Marthe vit à la ferme avec ses parents et son frère
Léonce. Le père est mutique et violent, mais l’amour de la mère,
l’enfance de Léonce et la chaleur des bêtes font tout le bonheur de
vivre.
À seize ans, elle rencontre Florent et découvre que les corps
peuvent aussi être doux. Deux ans plus tard, le drame survient. Les
fleurs sont piétinées, mais la catastrophe laisse intacts l’amour du
petit frère et celui des mots.
Une histoire bouleversante et
charnelle, une langue d’une puissance étincelante : la voix de Marthe,
musicale et nue, accompagnera le lecteur pour longtemps.
« Je voulais une mère avec des épaules pour poser mes joues
brûlantes. Je voulais un père avec une voix pour m’interdire de faire
des grimaces à table. Je voulais un chien avec un passé de chat pour ne
pas oublier qui j’étais. [...] Je n’ai pas eu tout ce que je voulais
mais je suis là, avec mes zéros, ma vie soldée du jour qui vaut bien ma
vie absente d’avant. Je tombe rond ; mon compte est bon. »
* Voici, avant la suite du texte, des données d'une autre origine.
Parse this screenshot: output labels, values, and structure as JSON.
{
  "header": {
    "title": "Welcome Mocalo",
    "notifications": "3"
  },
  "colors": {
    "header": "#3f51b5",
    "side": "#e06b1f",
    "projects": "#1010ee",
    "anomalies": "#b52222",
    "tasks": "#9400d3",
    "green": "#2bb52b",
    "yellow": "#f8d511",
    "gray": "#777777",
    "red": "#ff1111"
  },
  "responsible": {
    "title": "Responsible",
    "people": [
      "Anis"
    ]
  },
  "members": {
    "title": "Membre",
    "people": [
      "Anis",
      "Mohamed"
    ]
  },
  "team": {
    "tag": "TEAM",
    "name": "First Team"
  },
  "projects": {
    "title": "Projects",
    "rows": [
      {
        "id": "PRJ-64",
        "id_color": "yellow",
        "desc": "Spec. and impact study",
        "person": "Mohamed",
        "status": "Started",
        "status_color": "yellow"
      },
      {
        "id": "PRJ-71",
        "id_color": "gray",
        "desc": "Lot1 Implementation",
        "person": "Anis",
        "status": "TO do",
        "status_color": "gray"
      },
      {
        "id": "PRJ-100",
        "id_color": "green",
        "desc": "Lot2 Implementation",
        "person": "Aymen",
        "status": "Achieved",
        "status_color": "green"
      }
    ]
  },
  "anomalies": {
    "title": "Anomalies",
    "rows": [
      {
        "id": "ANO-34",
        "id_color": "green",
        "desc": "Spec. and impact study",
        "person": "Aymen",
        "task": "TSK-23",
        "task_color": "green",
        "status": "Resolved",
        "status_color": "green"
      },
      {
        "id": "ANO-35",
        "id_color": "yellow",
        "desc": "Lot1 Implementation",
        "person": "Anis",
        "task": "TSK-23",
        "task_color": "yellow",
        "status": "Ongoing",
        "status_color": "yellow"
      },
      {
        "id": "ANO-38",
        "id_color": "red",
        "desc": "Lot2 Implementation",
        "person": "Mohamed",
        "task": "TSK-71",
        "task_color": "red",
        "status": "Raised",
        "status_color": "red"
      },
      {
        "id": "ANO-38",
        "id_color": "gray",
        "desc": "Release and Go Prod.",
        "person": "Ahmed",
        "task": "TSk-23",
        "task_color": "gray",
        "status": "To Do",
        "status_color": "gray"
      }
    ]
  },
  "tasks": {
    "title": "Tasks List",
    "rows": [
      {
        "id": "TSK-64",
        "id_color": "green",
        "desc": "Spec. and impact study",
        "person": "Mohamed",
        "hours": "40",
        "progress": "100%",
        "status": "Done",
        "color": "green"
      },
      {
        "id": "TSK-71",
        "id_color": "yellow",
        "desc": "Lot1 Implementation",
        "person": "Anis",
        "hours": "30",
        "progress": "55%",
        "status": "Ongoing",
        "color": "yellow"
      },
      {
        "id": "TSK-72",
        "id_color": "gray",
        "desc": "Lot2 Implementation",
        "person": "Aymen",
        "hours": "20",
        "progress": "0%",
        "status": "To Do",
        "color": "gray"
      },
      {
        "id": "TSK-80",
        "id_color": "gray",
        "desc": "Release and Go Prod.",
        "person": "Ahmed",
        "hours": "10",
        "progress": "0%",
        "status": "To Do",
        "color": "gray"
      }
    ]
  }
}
Notre ferme n’est pas grande, mais c’est notre ferme. Nous y vivons à
quatre, toutes les chambres nous vont, retournées ou rangées. Quand la
neige avale nos pelles, j’apprends à coudre sur une machine ajustée à
mes doigts, d’où naissent de longues robes dessinées sans faiblir. Avec
mes aiguilles, je m’installe avant la traite face au jardin brouillon
entrelacé de coloquintes. Ma machine à coudre est une Singer offerte par
Maman, la rigueur de mes points en dépend. J’ai toujours un vêtement
sur le métier, un velours à bâtir, un ourlet à marquer. J’aime habiller
Maman, l’inviter dans ma chambre, recevoir son miroir, couvrir ses
cicatrices.
De ce court texte, ce qui frappe au premier abord, c'est la langue, de la poésie qui fait mouche, qui fait mal. Car l'histoire est tragique. Violence conjugale, violence sur les enfants. Jusqu'au pire. Des mots qui s'enroulent et se déroulent et permettent de dire des choses terribles... sans en avoir l'air... sous les fleurs, le sang... Il y aussi l'importance des livres pour tenir la tête hors de l'eau, et d'Eschyle en particulier et les échos à la tragédie grecque.
Bref, un premier roman pour lequel il n'est facile de trouver des mots tant ceux de l'auteur vous trottent en tête. Un livre lu d'une traite pour savoir comment tout cela allait finir, et que je relirai avec plaisir pour encore mieux apprécier la langue, et parce que désormais, je sais quand l’héroïne l'a écrit, à destination de son frère, et depuis quel endroit.Et un livre qui donne en prime envie de se replonger dans les auteurs grecs.